In conclusion, our results suggest that 3D acquisitions with BGO systems cannot lead to a significant reduction (considering variable patient weight and BMI) in the overall study acquisition time in comparison to 2D acquisitions without an associated compromise in the overall image quality. A 3D-associated reduction of 20% in the emission acquisition time will always need to be weighed against an increase in the overall acquisition time to cover the same patient length (due to the need for a larger overlap between successive aFOVs) as well as a potential compromise in quantitative accuracy. On the other hand, the number of patients included in our study, although larger than in any other study carried out to date, does not allow us to claim equivalence of 3D (4 min/5 min) and 2D (5 min) image quality.
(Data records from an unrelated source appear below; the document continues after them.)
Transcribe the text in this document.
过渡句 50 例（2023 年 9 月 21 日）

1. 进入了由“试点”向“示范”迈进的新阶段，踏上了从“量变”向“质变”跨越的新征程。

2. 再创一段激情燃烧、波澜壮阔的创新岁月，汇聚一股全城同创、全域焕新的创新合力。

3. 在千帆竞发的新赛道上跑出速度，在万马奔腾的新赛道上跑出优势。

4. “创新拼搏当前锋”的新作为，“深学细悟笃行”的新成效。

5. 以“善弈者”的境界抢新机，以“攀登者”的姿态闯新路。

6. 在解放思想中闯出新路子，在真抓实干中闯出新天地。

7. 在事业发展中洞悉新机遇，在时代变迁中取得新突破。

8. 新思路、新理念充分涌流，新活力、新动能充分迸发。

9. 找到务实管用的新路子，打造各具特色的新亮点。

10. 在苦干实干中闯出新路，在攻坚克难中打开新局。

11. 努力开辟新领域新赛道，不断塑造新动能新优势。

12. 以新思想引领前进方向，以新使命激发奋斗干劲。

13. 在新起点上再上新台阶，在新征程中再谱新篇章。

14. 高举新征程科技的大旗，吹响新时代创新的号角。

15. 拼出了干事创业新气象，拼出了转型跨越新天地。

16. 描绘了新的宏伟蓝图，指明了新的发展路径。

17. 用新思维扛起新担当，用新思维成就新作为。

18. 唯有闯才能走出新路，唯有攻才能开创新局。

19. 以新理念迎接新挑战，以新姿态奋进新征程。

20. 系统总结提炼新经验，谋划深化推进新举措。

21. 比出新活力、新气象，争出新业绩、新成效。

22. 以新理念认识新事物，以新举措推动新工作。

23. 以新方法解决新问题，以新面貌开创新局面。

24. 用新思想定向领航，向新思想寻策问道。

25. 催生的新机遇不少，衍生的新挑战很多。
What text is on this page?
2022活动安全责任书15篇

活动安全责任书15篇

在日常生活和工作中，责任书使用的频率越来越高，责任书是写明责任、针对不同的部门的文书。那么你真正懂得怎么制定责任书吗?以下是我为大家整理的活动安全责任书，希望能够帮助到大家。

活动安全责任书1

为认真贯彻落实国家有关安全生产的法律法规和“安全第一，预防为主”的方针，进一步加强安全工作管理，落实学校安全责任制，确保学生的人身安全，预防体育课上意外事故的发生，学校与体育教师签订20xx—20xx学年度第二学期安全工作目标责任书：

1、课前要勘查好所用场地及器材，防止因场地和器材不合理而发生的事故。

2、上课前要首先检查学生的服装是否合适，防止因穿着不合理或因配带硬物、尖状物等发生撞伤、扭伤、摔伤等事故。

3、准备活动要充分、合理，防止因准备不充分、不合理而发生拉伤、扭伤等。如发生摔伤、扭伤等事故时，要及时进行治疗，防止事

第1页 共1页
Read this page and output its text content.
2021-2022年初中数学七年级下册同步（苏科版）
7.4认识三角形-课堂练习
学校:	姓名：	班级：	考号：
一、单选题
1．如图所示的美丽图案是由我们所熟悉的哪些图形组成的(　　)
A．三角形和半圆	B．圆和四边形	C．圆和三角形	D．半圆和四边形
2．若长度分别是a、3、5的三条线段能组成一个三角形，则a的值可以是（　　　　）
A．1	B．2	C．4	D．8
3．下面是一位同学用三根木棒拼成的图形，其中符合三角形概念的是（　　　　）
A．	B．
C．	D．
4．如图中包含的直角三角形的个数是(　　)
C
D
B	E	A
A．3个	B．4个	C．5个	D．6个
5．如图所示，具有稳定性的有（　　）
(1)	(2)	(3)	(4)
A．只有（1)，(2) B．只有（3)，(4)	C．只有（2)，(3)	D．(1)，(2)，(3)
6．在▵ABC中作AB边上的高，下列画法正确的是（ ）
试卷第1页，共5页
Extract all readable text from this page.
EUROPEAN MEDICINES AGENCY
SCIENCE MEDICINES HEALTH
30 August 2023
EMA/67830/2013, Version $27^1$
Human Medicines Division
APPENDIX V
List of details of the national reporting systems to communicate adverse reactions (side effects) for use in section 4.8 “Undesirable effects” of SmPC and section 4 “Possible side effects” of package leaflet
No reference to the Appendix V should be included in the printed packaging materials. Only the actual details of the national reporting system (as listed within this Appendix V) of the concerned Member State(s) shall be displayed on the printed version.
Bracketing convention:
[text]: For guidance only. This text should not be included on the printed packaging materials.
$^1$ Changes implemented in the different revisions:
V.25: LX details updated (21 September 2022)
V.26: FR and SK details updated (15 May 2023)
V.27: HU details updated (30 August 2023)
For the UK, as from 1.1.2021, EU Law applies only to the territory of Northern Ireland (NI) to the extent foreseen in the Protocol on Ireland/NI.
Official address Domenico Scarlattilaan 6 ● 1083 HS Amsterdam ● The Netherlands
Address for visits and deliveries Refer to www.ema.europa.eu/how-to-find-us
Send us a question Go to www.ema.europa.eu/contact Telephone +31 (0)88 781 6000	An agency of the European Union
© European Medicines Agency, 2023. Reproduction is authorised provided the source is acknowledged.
However, the fact that no significant differences in image quality or reporting confidence were observed when comparing 3D and 2D whole-body images, at similar overall times of acquisition, is in agreement with the results of other clinical studies [9, 10], and in contrast to expected improvements in signal to noise ratio and overall quality in reconstructed images for acquisitions in the 3D mode. The expected improvement in signal to noise ratio is based on the higher number of true coincidences available in 3D and the associated increase in the overall system sensitivity and NEC rate [46]. However, NEC rate is only one of the factors that may influence image quality since it does not account for differences in image noise between 2D and 3D acquisition modes. Other parameters that may influence the outcome of such comparative studies are the detector resolution, image reconstruction and biases associated with the correction algorithms used to minimise the impact of random and scatter coincidences on the reconstructed images. A combination of these parameters may account for differences in the literature with respect to true lesion detectability performance of different BGO-based PET systems for 3D whole-body imaging.

However, widespread agreement exists on the results concerning the correlation between reduced overall image quality and lesion detectability with increasing patient weight for both 2D and 3D modes of operation. A faster deterioration in comparison to 2D has been generally reported for 3D whole-body images and patient weight exceeding 70–80 kg.

Conclusion

The use of current BGO-based dedicated systems in 3D mode for whole-body oncology acquisitions does not facilitate a significant reduction in the overall acquisition time without an associated reduction in the overall image quality in comparison with that obtained in 2D. An emission acquisition duration per aFOV of 4 min can be used during 3D imaging without compromising image quality relative to 2D (5 min/aFOV), independently of patient weight. Finally, the axial sensitivity profile in the 3D mode of operation can be handled using five slice overlaps in comparison to the one slice used routinely in 2D, minimising, for this particular system geometry and detector configuration, the impact of this parameter on the overall time of emission acquisition in 3D.